Fiqih jual beli: syarat sah dan rukun jual beli

Tidak seorangpun manusia dalam memenuhi kebutuhan sehari-harinya yang tidak ada satupun yang memenuhi seluruh kebutuhanny, melainkan membutuhkan bertransaksi, bermuamalat dengan pihak yang lain. Agar perpindahan barang ini dan uang ini ke pihak yang lain, dibenarkan dalam syariat dan agar barang tersebut bisa anda gunakan, agar jasa tersebut halal untuk anda, dan agar uang tersebut dan keuntungannya benar-benar menjadi rizki anda yang diberkahi, maka yang penting untuk anda perhatikan adalah poin-poin dalam muamalat yang menyebabkan muamalat tersebut menjadi halal dan dan dibolehkan. Yang dikenal juga dengan istilah para ulama dengan rukun dan syarat jual beli.
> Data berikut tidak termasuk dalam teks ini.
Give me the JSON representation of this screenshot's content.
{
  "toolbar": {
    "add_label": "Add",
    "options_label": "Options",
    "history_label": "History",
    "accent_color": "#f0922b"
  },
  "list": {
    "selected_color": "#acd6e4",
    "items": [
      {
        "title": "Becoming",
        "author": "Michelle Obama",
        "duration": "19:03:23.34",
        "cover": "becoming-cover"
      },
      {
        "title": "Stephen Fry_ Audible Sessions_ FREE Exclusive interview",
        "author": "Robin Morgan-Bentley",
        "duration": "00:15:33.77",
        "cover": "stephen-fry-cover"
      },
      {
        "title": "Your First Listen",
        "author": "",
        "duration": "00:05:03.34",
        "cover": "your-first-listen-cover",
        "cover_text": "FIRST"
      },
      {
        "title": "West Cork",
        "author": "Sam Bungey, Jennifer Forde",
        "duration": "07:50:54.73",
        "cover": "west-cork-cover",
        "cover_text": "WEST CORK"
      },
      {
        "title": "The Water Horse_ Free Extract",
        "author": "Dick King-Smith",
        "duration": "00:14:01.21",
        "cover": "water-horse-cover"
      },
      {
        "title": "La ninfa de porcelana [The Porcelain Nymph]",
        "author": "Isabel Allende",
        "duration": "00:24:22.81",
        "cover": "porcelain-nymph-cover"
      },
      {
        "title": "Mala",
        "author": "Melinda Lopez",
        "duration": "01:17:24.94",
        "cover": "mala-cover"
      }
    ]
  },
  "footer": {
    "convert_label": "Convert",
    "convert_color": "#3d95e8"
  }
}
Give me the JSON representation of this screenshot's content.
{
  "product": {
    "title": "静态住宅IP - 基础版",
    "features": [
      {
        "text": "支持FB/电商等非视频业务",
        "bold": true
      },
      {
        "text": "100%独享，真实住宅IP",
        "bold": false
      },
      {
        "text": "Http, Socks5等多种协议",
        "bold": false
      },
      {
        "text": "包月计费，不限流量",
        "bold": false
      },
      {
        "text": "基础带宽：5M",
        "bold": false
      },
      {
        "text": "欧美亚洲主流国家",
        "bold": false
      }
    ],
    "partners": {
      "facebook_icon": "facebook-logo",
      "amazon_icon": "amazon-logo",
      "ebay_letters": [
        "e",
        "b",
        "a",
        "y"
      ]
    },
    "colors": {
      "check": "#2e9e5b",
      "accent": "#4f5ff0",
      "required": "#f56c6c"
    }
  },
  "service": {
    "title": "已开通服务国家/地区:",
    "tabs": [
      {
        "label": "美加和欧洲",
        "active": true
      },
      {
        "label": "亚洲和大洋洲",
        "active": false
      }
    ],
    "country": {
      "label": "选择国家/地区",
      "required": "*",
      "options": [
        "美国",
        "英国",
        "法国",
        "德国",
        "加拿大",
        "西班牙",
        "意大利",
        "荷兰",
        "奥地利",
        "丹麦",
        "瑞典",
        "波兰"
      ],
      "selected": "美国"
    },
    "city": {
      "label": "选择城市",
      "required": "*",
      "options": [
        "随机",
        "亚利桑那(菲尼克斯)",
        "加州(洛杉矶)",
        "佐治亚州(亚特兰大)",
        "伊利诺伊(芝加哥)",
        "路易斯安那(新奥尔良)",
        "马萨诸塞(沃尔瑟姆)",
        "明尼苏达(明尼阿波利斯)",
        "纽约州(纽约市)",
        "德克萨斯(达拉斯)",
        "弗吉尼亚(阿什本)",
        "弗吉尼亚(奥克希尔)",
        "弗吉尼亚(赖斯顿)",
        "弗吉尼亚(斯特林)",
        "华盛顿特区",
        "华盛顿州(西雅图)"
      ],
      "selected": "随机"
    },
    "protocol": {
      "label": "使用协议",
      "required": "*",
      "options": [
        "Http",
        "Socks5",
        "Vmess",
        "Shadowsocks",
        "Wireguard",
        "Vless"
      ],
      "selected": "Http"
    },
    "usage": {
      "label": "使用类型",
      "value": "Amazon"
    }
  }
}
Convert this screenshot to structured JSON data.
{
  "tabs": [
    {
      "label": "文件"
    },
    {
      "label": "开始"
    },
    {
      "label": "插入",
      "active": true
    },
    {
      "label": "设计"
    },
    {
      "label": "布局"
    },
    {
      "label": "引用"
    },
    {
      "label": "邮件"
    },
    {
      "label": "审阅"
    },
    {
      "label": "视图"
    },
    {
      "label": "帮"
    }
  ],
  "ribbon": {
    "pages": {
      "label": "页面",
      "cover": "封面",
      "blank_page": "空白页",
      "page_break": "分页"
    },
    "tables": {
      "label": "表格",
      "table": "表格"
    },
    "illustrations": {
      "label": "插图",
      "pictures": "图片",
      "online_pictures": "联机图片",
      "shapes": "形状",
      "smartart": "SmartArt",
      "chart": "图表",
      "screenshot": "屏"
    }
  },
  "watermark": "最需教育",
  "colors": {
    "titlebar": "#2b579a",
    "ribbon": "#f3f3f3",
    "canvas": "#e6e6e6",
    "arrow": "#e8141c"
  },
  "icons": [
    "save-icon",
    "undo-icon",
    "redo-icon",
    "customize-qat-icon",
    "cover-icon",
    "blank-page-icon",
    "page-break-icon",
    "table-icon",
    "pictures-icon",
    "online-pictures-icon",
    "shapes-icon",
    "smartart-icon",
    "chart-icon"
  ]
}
Poin pertama bahwa jual beli, transaksi, akad dilakukan oleh orang ahliyatu tassaruf? orang yang berhak dan boleh berwenang dalam melakukan transaksi, yaitu orangnya telah baligh, kemudian berakal, kemudian tidak ada paksaan. Tidak dipaksa. Dalam akad tersebut tidak ada paksaan dari salah satu pihak untuk orang untuk orang ini melakukan akad itu. Bila ada paksaan dari pihak yang lain, maka Allah telah melarangnya.
Ya ayuhaladzina amanu la ta kullu awanamkum baynakum bil batil…an tarodi minkum

Wahai orang-orang yang beriman, janganlah makan harta sebagian anda dengan sebagian yang lain dengan cara yang bathil, kecuali dengan perniagaan yang kalian saling ridho.

Maka orang yang terpaksa dalam sebuah akadnya, dalam bentuk umpamanya guru memaksa muridnya, atasan memaksa bawahannya, pihak yang memberikan pinjaman memaksakan kepada yang menerima pinjaman, untuk melakukan sebuah transaksi, maka ini adalah transaksi yang terpaksa, yang menyebabkan perpindahan perpindahan barang dan uang ke pihak yang lain tidak dibenarkan dalam syariat.
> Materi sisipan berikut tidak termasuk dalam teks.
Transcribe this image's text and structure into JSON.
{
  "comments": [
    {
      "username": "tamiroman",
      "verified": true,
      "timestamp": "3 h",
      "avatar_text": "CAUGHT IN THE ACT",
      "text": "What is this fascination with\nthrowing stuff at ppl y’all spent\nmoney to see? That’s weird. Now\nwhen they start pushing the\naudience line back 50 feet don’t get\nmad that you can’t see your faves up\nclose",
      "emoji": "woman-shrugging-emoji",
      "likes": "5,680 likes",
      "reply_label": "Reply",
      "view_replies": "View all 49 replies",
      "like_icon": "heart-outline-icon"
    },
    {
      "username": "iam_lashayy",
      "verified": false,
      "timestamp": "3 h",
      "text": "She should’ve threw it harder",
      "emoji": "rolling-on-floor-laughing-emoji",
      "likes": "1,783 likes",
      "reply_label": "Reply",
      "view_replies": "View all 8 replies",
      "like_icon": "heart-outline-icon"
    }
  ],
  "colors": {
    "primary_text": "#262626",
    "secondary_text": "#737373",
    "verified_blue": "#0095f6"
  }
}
Poin selanjutnya, ada akad, ijab, dan qobul dari kedua belah pihak ini. Pemilik barang umpamanya, mengatakan saya jual, atau dia melakukan penyerahan barang. Pihak pembeli menerima, atau mengatakan saya beli. Bisa dilakukan dengan kata-kata, dan juga bisa dilakukan dengan perbuatan. Dua hal ini dijelaskan oleh para ulama secara turun-temurun. Dan ijma’ dua-dua bentuk transaksi ijab dan qobul dengan perkataan dan dengan perbuatan, sesuatu yang telah biasa dilakukan dan sepakat para ulama membolehkannya.

Persyaratan selanjutnya bahwa barang tersebut barang yang dihalalkan, barang yang suci, bukan najis. Maka setiap barang yang diharamkan, dan ini kaidahnya sangat besar sekali, banyak parsial-parsial bagian-bagian juz’iyat? daripada barang yang diharamkan, …..
dan hal-hal yang diharamkan manfaatnya, maka tidak boleh diperjualbelikan. Yang najis juga tidak boleh diperjualbelikan. Betapa banyak dalam kehidupan sekarang benda-benda najis berasal dari babi dan turunannya, dalam bentuk gelatin, dalam bentuk lemak, dalam bentuk bulunya, dalam bentuk tulangnya, dan dalam bentuk hal-hal yang lainnya, diperjualkan tanpa memperhatikan yang dibolehkan dan yang dilarang oleh Allah SWT.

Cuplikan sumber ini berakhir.